Asking LLMs to Verify First is Almost Free Lunch
This addresses the challenge of improving LLM reasoning efficiency for users needing low-cost, scalable solutions, though it is incremental as it builds on existing prompting methods.
The paper tackles the problem of enhancing reasoning in Large Language Models (LLMs) without high costs by introducing Verification-First (VF), a strategy that prompts models to verify a candidate answer before generating a solution, and shows that VF with random answers consistently outperforms standard Chain-of-Thought (CoT) with minimal overhead, and Iter-VF outperforms existing test-time scaling strategies across various benchmarks and models.

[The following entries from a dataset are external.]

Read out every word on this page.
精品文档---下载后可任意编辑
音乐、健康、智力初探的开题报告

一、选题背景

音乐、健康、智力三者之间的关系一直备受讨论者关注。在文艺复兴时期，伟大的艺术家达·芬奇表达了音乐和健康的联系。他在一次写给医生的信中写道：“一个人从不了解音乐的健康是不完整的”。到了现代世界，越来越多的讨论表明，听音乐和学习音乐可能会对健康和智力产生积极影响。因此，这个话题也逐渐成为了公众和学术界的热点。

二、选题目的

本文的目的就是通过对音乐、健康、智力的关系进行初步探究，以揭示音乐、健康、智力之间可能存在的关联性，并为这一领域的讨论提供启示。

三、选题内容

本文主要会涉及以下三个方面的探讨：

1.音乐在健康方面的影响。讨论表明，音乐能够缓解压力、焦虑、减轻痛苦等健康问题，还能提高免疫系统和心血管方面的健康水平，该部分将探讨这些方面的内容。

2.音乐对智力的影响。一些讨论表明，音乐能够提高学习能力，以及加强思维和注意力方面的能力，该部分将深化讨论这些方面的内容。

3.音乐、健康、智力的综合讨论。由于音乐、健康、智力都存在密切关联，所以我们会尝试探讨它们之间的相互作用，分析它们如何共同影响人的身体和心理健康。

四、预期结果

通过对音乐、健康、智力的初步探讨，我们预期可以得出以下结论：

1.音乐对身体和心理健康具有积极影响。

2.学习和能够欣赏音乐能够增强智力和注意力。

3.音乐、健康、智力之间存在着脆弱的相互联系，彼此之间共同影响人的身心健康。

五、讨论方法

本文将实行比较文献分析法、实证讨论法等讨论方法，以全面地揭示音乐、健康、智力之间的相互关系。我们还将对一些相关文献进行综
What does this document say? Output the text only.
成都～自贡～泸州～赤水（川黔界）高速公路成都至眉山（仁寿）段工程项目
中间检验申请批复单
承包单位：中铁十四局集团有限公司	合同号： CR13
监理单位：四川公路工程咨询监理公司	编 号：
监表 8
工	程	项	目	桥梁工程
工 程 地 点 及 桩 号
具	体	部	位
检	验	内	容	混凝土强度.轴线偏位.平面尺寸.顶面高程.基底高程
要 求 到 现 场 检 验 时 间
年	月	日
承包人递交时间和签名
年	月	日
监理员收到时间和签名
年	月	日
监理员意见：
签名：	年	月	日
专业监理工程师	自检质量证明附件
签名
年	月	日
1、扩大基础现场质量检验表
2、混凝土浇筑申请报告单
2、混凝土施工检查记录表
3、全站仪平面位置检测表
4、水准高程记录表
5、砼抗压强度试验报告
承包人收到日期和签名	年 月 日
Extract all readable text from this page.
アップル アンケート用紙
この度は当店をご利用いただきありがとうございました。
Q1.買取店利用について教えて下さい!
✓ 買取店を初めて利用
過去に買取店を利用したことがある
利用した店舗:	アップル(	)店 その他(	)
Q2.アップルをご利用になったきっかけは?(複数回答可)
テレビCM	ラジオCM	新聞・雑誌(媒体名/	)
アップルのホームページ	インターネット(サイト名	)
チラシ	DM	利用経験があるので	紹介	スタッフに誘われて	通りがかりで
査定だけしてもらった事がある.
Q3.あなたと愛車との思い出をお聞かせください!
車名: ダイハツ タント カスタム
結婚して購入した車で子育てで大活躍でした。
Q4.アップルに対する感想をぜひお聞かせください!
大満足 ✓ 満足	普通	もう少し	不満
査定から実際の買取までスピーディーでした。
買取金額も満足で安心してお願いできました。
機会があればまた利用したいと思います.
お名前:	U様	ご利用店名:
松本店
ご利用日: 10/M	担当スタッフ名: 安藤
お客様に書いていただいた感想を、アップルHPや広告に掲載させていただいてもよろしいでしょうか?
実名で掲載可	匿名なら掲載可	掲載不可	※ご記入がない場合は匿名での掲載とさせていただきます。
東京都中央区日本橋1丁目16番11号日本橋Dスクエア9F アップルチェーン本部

To enhance the reasoning capabilities of Large Language Models (LLMs) without high costs of training, nor extensive test-time sampling, we introduce Verification-First (VF), a strategy that prompts models to verify a provided candidate answer, even a trivial or random one, before generating a solution. This approach triggers a "reverse reasoning" process that is cognitively easier and complementary to standard forward Chain-of-Thought (CoT), effectively invoking the model's critical thinking to reduce logical errors. We further generalize the VF strategy to Iter-VF, a sequential test-time scaling (TTS) method that iteratively cycles the verification-generation process using the model's previous answer. Extensive experiments across various benchmarks (from mathematical reasoning to coding and agentic tasks) and various LLMs (from open-source 1B to cutting-edge commercial ones) confirm that VF with random answer consistently outperforms standard CoT with minimal computational overhead, and Iter-VF outperforms existing TTS strategies.